On dit que la sculpture de Gerry Judah fait allusion aux anciens rouleaux arabes et qu'elle est destinée à montrer l'amour de la lecture et le pouvoir des livres en tant que symbole d'unité. Et si cet émirat, Sharjah, est célèbre, non seulement dans le reste des émirats, mais dans tout le monde arabe, c'est précisément pour sa détermination à être connu comme le grand centre de la culture, une course vers le but qu'il est en train d'atteindre avec de nombreux triomphes en cours de route et avec la somme de nombreux efforts. 

Dans ce magnifique bâtiment, vous trouverez différents espaces de lecture et d'étude - PHOTO/ANTONIA CORTÉS

Son engagement est fort et convaincant, comme en témoignent les investissements réalisés dans le domaine culturel, les plus de vingt musées que l'on peut visiter à Sharjah, du Musée du patrimoine au Musée de la calligraphie et au Musée de la civilisation islamique, et les événements et activités organisés, tels que la Foire d'art contemporain, la Foire internationale du livre, la Foire de la lecture pour enfants, le Festival international du film pour les enfants et les jeunes, le Festival des arts islamiques... Il n'est pas exagéré de dire que l'air que l'on respire a une odeur de culture. 
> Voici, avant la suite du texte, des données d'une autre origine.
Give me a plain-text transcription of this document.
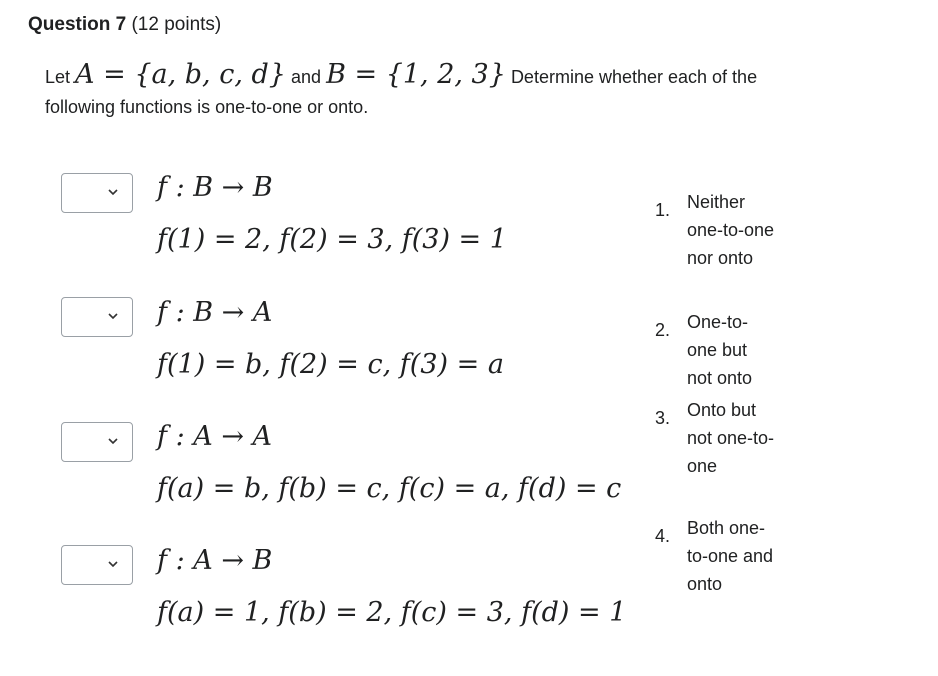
Question 7 (12 points)
Let A = {a, b, c, d} and B = {1, 2, 3} Determine whether each of the following functions is one-to-one or onto.
f : B → B
f(1) = 2, f(2) = 3, f(3) = 1
f : B → A
f(1) = b, f(2) = c, f(3) = a
f : A → A
f(a) = b, f(b) = c, f(c) = a, f(d) = c
f : A → B
f(a) = 1, f(b) = 2, f(c) = 3, f(d) = 1
1. Neither one-to-one nor onto
2. One-to-one but not onto
3. Onto but not one-to-one
4. Both one-to-one and onto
Les efforts de cet émirat, gouverné par la famille Al Qasimi, ont sans doute été récompensés, puisqu'il peut se targuer de trois titres prestigieux : Capitale culturelle du monde arabe (1988), Capitale de la culture islamique par l'UNESCO (2014) et Capitale mondiale du livre par l'UNESCO (2019). C'est précisément en recevant ce dernier titre que le souverain de Sharjah, le cheikh Dr Sultan bin Mohamed al Qasimi, a imaginé la Maison de la sagesse et commandé sa construction pour qu'elle soit "l'héritage vivant" de ce titre important. 

Un aperçu de l'avenir

Mais continuons à nous promener dans cette bibliothèque, située à dix kilomètres de la ville, qui ne se limite pas à être un simple lieu d'étude et de consultation de livres, mais un coin intéressant où l'on peut apprendre, étudier, faire des recherches, assister à des événements très divers, tenir des réunions, participer à des ateliers, profiter d'expositions, prier, échanger des idées ou apprendre des langues comme le japonais ou même l'espagnol, une initiative lancée l'été dernier avec l'Université catholique de Murcie, des cours présentés sous le nom de "Entretiens sur la sagesse". 
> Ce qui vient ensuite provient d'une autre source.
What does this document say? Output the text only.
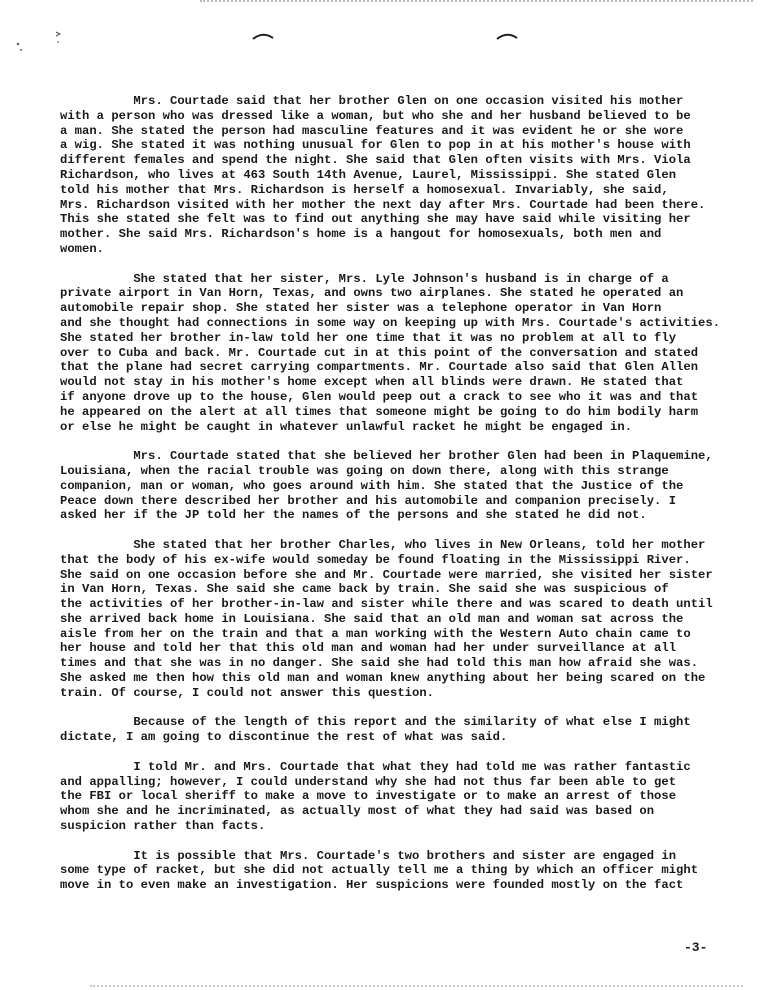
Mrs. Courtade said that her brother Glen on one occasion visited his mother
with a person who was dressed like a woman, but who she and her husband believed to be
a man. She stated the person had masculine features and it was evident he or she wore
a wig. She stated it was nothing unusual for Glen to pop in at his mother's house with
different females and spend the night. She said that Glen often visits with Mrs. Viola
Richardson, who lives at 463 South 14th Avenue, Laurel, Mississippi. She stated Glen
told his mother that Mrs. Richardson is herself a homosexual. Invariably, she said,
Mrs. Richardson visited with her mother the next day after Mrs. Courtade had been there.
This she stated she felt was to find out anything she may have said while visiting her
mother. She said Mrs. Richardson's home is a hangout for homosexuals, both men and
women.

She stated that her sister, Mrs. Lyle Johnson's husband is in charge of a
private airport in Van Horn, Texas, and owns two airplanes. She stated he operated an
automobile repair shop. She stated her sister was a telephone operator in Van Horn
and she thought had connections in some way on keeping up with Mrs. Courtade's activities.
She stated her brother in-law told her one time that it was no problem at all to fly
over to Cuba and back. Mr. Courtade cut in at this point of the conversation and stated
that the plane had secret carrying compartments. Mr. Courtade also said that Glen Allen
would not stay in his mother's home except when all blinds were drawn. He stated that
if anyone drove up to the house, Glen would peep out a crack to see who it was and that
he appeared on the alert at all times that someone might be going to do him bodily harm
or else he might be caught in whatever unlawful racket he might be engaged in.

Mrs. Courtade stated that she believed her brother Glen had been in Plaquemine,
Louisiana, when the racial trouble was going on down there, along with this strange
companion, man or woman, who goes around with him. She stated that the Justice of the
Peace down there described her brother and his automobile and companion precisely. I
asked her if the JP told her the names of the persons and she stated he did not.

She stated that her brother Charles, who lives in New Orleans, told her mother
that the body of his ex-wife would someday be found floating in the Mississippi River.
She said on one occasion before she and Mr. Courtade were married, she visited her sister
in Van Horn, Texas. She said she came back by train. She said she was suspicious of
the activities of her brother-in-law and sister while there and was scared to death until
she arrived back home in Louisiana. She said that an old man and woman sat across the
aisle from her on the train and that a man working with the Western Auto chain came to
her house and told her that this old man and woman had her under surveillance at all
times and that she was in no danger. She said she had told this man how afraid she was.
She asked me then how this old man and woman knew anything about her being scared on the
train. Of course, I could not answer this question.

Because of the length of this report and the similarity of what else I might
dictate, I am going to discontinue the rest of what was said.

I told Mr. and Mrs. Courtade that what they had told me was rather fantastic
and appalling; however, I could understand why she had not thus far been able to get
the FBI or local sheriff to make a move to investigate or to make an arrest of those
whom she and he incriminated, as actually most of what they had said was based on
suspicion rather than facts.

It is possible that Mrs. Courtade's two brothers and sister are engaged in
some type of racket, but she did not actually tell me a thing by which an officer might
move in to even make an investigation. Her suspicions were founded mostly on the fact

-3-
Le rouleau, de l'artiste indo-britannique Gerry Judah - PHOTO/ANTONIA CORTÉS

L'émirat a également un autre grand objectif : l'éducation des enfants et des jeunes, car ils sont la génération de l'avenir et doivent être non seulement très bien préparés, mais aussi réfléchis. C'est pourquoi ils sont au centre de nombreuses attractions et initiatives importantes. Mais l'aspiration est encore plus grande, car pour reprendre les mots de Marwa Al Alqroubi, alors directrice exécutive de la Maison de la sagesse, l'objectif est également de "donner aux générations successives les moyens de devenir des citoyens du monde capables de jeter des ponts pour créer un monde harmonieux et de partager la richesse de notre culture arabe avec ceux qu'ils rencontreront au cours de leur voyage". Voyageons donc et échangeons des liens culturels. 

En se promenant dans ce curieux bâtiment de 12 000 mètres carrés, on découvre des coins et des recoins intéressants. En montant à l'étage, nous trouvons une partie du bâtiment réservée aux femmes, le Diwan des femmes. Le silence y règne, comme presque partout dans ce lieu particulier. De nombreuses jeunes femmes y lisent tranquillement, d'autres en profitent pour étudier. C'est peut-être pour cela que l'appareil photo ne passe pas inaperçu et que certaines d'entre elles nous demandent gentiment de ne pas le sortir. Demande acceptée. 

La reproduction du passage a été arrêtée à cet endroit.